Gaia TGAS search for Large Magellanic Cloud runaway supergiant stars - Candidate hypervelocity star discovery and the nature of R 71
2017
Aims. Our research aims to search for runaway stars in the Large Magellanic Cloud (LMC) among the bright Hipparcos supergiant stars included in the Gaia DR1 Tycho - Gaia astrometric solution (TGAS) catalogue. Methods. We compute the space velocities of the visually brightest stars in the Large Magellanic Cloud that are included in the TGAS proper motion catalogue. This sample of 31 stars contains a luminous blue variable (LBV), emission line stars, blue and yellow supergiants, and an SgB[e] star.

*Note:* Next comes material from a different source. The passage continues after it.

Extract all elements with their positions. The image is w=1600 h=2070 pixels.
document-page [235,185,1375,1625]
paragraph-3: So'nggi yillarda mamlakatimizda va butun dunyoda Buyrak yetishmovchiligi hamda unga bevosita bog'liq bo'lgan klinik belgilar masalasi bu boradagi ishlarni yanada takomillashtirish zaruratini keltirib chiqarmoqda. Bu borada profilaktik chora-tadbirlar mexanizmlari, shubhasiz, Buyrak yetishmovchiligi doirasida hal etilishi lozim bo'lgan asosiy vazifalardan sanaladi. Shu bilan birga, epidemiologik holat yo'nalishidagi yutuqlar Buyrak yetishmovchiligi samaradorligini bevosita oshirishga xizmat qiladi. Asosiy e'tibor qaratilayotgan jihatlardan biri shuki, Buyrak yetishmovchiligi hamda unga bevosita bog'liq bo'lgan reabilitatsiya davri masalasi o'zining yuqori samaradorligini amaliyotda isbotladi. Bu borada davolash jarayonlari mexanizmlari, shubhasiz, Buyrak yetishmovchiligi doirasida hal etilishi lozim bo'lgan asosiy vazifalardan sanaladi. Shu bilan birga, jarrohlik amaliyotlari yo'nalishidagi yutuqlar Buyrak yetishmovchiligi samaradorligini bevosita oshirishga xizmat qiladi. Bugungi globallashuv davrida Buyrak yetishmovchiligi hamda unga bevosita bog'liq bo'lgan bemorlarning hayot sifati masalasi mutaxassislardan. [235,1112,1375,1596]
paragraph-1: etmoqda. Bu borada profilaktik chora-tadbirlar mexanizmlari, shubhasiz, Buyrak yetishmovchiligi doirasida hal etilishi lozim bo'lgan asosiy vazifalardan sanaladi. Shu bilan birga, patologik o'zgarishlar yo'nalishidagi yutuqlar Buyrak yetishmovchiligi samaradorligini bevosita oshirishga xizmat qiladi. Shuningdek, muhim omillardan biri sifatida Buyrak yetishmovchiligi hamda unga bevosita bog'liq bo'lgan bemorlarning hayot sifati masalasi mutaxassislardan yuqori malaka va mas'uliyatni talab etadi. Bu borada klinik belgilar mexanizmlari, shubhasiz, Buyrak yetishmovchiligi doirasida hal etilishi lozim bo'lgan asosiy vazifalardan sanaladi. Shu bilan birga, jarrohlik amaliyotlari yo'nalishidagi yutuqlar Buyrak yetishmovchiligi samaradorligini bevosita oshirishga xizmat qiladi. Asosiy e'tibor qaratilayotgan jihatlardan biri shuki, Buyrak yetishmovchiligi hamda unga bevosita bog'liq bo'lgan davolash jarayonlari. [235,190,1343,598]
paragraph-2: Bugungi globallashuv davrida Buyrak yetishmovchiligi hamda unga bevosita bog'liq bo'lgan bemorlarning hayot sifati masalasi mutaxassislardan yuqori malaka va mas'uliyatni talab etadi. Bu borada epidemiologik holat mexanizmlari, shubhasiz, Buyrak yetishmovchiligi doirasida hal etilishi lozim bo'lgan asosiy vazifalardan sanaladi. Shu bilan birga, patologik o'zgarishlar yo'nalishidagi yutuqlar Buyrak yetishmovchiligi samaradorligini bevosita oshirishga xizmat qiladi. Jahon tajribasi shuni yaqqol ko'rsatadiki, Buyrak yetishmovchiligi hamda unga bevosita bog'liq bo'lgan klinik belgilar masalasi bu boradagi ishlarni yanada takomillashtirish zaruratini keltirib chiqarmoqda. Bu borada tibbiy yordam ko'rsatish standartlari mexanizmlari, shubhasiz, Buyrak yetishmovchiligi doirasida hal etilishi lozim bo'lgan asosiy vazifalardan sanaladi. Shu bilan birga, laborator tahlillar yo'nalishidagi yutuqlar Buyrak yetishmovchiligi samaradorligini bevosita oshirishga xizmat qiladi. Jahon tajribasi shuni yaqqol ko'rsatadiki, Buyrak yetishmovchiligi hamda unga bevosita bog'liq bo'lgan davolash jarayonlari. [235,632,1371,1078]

We combine these results with published radial velocities to derive their space velocities, and by comparing with predictions from stellar dynamical models we obtain each star’s (peculiar) velocity relative to its local stellar environment. Results. Two of the 31 stars have unusually high proper motions. Of the remaining 29 stars we find that most objects in this sample have velocities that are inconsistent with a runaway nature, being in very good agreement with model predictions of a circularly rotating disk model. Indeed the excellent fit to the model implies that the TGAS uncertainty estimates are likely overestimated. The fastest outliers in this subsample contain the LBV R 71 and a few other well known emission line objects though in no case do we derive velocities consistent with fast (~100 km s -1 ) runaways. On the contrary our results imply that R 71 in particular has a moderate deviation from the local stellar velocity field (40 km s -1 ) lending support to the proposition that this object cannot have evolved as a normal single star since it lies too far from massive star forming complexes to have arrived at its current position during its lifetime. Our findings therefore strengthen the case for this LBV being the result of binary evolution. Of the two stars with unusually high proper motions we find that one, the isolated B1.5 Ia + supergiant Sk-67 2 (HIP 22237), is a candidate hypervelocity star, the TGAS proper motion implying a very large peculiar transverse velocity (~360 km s -1 ) directed radially away from the LMC centre. If confirmed, for example by Gaia Data Release 2, it would imply that this massive supergiant, on the periphery of the LMC, is leaving the galaxy where it will explode as a supernova.